Сенатор приказал всем домашним не препятствовать ей. Крайне недовольная этим мисс Данкен, разумеется, пыталась возразить — дескать, девочке с такими сложными психологическими проблемами едва ли пойдет на пользу общение с неизвестно каким уличным мальчишкой. Рамсфорд не стал с ней спорить и говорить, что это общение уже пошло девочке на пользу, просто повторил свое распоряжение.
Потому что именно этот «уличный мальчишка» сделал то, чего не могла добиться ни сама мисс Данкен, ни все прочие специалисты по детской психологии: после двух лет молчания Мэрион заговорила. И продолжала говорить — четко и внятно, все менее односложно, за считанные недели существенно продвинувшись в умении строить фразы так, как положено девочке ее возраста.

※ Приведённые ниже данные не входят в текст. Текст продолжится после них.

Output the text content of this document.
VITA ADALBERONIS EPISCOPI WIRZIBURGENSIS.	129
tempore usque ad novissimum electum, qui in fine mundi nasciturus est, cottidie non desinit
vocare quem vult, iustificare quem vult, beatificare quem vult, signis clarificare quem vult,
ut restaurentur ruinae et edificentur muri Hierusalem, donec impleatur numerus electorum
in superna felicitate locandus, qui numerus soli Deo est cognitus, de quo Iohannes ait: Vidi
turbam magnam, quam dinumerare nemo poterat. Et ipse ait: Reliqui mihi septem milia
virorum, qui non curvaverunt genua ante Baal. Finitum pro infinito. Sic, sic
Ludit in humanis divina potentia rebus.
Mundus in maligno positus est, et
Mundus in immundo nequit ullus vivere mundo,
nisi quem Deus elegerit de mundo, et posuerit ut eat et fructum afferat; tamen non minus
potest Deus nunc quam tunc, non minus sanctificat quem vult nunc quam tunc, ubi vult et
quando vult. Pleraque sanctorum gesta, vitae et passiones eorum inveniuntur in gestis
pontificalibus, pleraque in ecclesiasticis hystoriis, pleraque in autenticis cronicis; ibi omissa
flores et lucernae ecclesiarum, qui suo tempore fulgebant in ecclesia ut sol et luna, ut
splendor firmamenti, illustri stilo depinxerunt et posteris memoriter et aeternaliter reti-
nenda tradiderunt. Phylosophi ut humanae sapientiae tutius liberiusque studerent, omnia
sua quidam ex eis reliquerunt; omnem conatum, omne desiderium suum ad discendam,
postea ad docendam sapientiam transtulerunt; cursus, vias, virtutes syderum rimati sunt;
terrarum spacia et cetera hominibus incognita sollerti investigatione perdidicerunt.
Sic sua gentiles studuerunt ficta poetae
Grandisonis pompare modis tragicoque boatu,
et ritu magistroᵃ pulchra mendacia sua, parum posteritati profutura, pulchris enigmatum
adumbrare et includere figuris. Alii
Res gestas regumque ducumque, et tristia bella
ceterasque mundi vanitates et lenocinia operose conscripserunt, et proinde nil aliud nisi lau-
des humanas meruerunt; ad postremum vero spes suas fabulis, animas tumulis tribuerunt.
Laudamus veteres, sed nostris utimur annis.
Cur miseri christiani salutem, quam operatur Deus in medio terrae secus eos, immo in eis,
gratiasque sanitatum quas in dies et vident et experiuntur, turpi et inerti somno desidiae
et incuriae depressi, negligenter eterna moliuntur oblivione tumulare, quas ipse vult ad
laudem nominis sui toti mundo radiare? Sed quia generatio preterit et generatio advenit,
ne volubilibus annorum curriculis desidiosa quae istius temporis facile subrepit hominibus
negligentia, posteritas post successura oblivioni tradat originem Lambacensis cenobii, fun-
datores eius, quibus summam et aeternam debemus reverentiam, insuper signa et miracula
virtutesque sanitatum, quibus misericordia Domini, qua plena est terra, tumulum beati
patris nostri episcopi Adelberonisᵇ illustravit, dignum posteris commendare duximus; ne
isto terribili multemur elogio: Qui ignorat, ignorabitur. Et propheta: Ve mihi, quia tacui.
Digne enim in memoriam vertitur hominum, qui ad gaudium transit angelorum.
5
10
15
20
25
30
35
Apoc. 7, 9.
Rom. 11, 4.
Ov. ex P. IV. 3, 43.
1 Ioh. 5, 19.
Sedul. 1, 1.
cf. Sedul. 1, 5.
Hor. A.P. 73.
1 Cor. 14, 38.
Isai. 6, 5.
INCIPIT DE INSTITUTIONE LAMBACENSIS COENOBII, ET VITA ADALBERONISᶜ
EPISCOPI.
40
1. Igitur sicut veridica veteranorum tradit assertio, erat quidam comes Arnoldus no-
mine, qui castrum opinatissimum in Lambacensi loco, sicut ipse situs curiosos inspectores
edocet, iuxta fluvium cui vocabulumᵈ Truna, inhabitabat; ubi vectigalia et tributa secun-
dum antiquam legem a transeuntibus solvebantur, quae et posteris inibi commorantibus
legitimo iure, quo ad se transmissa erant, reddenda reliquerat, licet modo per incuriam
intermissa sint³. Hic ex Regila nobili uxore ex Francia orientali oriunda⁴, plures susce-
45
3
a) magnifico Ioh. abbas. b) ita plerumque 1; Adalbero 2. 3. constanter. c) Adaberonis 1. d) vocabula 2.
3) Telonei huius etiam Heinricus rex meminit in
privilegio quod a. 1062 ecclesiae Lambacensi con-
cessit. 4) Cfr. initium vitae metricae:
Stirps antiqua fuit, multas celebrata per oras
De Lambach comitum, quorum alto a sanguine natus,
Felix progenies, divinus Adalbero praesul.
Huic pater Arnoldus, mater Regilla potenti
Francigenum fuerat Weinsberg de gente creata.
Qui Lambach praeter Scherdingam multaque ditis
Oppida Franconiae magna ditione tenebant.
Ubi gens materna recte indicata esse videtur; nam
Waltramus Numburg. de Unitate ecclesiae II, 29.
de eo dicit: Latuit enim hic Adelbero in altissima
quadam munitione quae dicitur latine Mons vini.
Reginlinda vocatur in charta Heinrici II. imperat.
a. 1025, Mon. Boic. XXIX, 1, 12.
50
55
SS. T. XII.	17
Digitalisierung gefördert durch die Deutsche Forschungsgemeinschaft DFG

С тех пор как два года назад врачи поставили его дочери диагноз «реактивный психоз», Рамсфорд хорошо понял, что человеческая психика — область, все еще мало изученная. Он консультировался с разными специалистами; одни предполагали, что Мэрион мало-помалу сама придет в норму, другие утверждали, что ей необходимо длительное лечение в специальной клинике. Его также предупреждали, что какое-то сильное переживание, мощная психологическая встряска способны внезапно вылечить девочку. Или наоборот — усугубить положение.
Иными словами, никто не мог сказать ничего определенного.
И теперь доктор Такада, наблюдавшая девочку, тоже не могла сказать с уверенностью, что именно помогло ее маленькой пациентке вдруг, в одночасье, заговорить — да так, будто не было этих двух лет молчания, прерываемого лишь воющим криком в тех случаях, когда девочка была чем-то недовольна или испугана. Возможно, Мэрион действительно мало-помалу пришла в себя, или происшествие в питомнике сыграло роль той самой «психологической встряски» — а может, если бы не Рэй, ее выздоровления пришлось бы ждать еще долгие месяцы, если не годы…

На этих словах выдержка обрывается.